Plattform-Benachrichtigungen: Wenn Sie digitale Einladungen über eine Plattform wie InviteDrop versendet haben, nutzen Sie die integrierte Erinnerungsfunktion. Plattform-Erinnerungen sind praktisch für Gastgeber und wirken für Gäste neutral – sie kommen vom Einladungssystem, nicht vom Gastgeber persönlich, was jegliche soziale Peinlichkeit beseitigt.
Gruppenchat: Effektiv für zwanglose Events mit einem definierten Freundeskreis. Die Gruppendynamik kann die Vorfreude steigern, wenn Leute auf die Erinnerung reagieren und antworten. Beachten Sie, dass Gruppenchats laut werden können, halten Sie Ihre Erinnerungsnachricht daher klar und deutlich von der allgemeinen Konversation getrennt.
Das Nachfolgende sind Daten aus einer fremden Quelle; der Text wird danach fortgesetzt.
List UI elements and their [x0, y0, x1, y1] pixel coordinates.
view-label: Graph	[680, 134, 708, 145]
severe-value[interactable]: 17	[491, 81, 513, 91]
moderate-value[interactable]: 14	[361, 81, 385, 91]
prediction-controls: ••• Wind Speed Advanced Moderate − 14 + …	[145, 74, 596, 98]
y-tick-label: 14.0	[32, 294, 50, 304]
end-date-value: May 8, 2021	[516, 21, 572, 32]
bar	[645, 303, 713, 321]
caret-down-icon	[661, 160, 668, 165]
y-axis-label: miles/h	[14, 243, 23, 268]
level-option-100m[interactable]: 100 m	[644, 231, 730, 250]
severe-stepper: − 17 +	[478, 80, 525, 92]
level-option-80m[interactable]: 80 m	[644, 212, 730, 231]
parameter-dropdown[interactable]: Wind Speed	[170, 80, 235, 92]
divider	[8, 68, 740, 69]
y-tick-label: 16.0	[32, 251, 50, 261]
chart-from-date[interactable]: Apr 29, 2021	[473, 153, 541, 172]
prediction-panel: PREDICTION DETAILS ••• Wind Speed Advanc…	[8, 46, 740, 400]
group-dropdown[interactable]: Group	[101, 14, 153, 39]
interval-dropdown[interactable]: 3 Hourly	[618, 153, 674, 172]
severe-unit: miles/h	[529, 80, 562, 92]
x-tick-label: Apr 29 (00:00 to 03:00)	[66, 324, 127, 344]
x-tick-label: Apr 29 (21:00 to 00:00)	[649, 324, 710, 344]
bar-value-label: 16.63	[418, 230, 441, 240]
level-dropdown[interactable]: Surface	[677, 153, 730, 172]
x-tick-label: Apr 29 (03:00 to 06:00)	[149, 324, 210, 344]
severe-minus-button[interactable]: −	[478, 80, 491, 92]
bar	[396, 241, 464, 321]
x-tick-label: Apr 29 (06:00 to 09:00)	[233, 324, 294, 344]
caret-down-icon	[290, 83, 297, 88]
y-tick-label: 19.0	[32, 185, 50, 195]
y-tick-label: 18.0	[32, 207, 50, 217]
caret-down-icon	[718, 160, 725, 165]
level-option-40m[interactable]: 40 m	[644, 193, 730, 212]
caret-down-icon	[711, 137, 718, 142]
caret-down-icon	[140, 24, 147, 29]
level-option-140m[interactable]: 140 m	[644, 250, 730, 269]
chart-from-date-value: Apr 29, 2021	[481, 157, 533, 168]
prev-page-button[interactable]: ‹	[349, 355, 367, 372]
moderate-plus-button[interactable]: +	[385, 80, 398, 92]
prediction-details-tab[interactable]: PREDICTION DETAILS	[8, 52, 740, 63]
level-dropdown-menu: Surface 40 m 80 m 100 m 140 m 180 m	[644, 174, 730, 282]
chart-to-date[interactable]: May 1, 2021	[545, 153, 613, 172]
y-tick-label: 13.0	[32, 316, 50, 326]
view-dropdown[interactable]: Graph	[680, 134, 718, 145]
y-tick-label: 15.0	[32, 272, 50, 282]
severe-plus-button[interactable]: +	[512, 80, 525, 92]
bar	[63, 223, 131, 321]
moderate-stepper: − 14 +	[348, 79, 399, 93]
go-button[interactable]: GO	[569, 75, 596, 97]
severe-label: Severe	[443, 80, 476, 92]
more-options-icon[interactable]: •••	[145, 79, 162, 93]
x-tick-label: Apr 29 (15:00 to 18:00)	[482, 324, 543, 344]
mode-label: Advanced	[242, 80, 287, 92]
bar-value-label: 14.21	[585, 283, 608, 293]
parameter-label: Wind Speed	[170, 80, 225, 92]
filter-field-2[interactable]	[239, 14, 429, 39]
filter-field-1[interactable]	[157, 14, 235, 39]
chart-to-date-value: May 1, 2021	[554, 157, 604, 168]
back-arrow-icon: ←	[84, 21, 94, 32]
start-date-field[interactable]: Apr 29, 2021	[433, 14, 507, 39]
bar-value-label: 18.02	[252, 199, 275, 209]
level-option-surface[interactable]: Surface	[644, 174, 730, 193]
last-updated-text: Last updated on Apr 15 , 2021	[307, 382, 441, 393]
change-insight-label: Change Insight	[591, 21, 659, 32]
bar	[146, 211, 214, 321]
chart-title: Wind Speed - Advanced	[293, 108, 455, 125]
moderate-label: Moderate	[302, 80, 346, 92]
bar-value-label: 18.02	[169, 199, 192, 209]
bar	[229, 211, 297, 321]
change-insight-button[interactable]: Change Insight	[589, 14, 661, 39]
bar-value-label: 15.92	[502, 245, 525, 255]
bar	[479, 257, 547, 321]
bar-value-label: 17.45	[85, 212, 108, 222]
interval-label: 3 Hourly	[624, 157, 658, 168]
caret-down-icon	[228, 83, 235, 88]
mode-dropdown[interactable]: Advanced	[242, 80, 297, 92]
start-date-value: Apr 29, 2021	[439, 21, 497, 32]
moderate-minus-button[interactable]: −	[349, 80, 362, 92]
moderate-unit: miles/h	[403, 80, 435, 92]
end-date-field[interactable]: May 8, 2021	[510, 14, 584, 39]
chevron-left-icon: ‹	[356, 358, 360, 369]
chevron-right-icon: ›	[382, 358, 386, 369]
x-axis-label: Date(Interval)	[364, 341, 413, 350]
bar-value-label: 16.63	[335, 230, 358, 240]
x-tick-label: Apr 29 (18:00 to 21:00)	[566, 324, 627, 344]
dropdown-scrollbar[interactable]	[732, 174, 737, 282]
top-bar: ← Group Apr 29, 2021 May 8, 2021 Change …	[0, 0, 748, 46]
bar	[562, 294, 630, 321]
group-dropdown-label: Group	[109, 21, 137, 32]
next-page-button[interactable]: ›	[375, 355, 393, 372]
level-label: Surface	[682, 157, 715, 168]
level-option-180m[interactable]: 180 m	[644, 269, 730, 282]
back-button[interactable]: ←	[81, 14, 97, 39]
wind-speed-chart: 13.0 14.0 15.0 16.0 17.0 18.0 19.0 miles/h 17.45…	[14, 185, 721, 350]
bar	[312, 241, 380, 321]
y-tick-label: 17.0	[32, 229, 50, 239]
Telefonanruf: Reservieren Sie dies für Gäste, die auf digitale Kanäle nicht reagieren – typischerweise ältere Verwandte oder Personen, von denen Sie wissen, dass sie Nachrichten nicht regelmäßig überprüfen. Ein kurzer, persönlicher Anruf ist der zuverlässigste Weg, die Teilnahme bei diesen Gästen zu bestätigen.
Häufige Fehler bei Erinnerungen
Vermeiden Sie diese Fehler, die die Wirksamkeit Ihrer Erinnerungen mindern oder unbeabsichtigte Reibung erzeugen.
Zu viele Erinnerungen senden. Zwei bis drei Erinnerungen insgesamt sind angemessen. Mehr als das geht ins Nervige über und kann dazu führen, dass Gäste völlig abschalten. Wenn jemand nach drei Kontaktpunkten (Einladung plus zwei Erinnerungen) nicht geantwortet hat, akzeptieren Sie das Schweigen als Antwort.
Die Grundlagen vergessen. Eine Erinnerung, die „Wir sehen uns Samstag!“ sagt, ohne Uhrzeit und Ort, ist nicht hilfreich – sie erfordert, dass der Gast die ursprüngliche Einladung suchen muss. Fügen Sie immer die wesentlichen Details hinzu, auch wenn es sich wiederholend anfühlt.
Nicht-Antwortende mit Schuldgefühlen belegen. „Mir ist aufgefallen, dass Sie noch nicht geantwortet haben“ in einer Gruppenerinnerung grenzt Personen aus. Behandeln Sie Nicht-Antworten durch individuelle Nachfassaktionen, nicht durch öffentliche Erinnerungen.
Zu ungünstigen Zeiten senden. Eine Erinnerung um 23 Uhr oder 6 Uhr morgens wirkt aufdringlich. Senden Sie Erinnerungen während der normalen Wachzeiten – Vormittags oder früher Abend sind optimal. Planen Sie Ihre Nachrichten, wenn Ihre Plattform dies unterstützt.
Eine gut formulierte Erinnerung ist ein kleiner Akt der Gastfreundschaft. Sie sagt Ihren Gästen: „Ich denke an Sie, ich freue mich darauf, Sie zu sehen, und ich möchte es Ihnen so einfach wie möglich machen.“ Diese Rücksichtnahme ist die Grundlage großartiger Gastgeberschaft – und sie beginnt lange bevor der erste Gast die Tür betritt.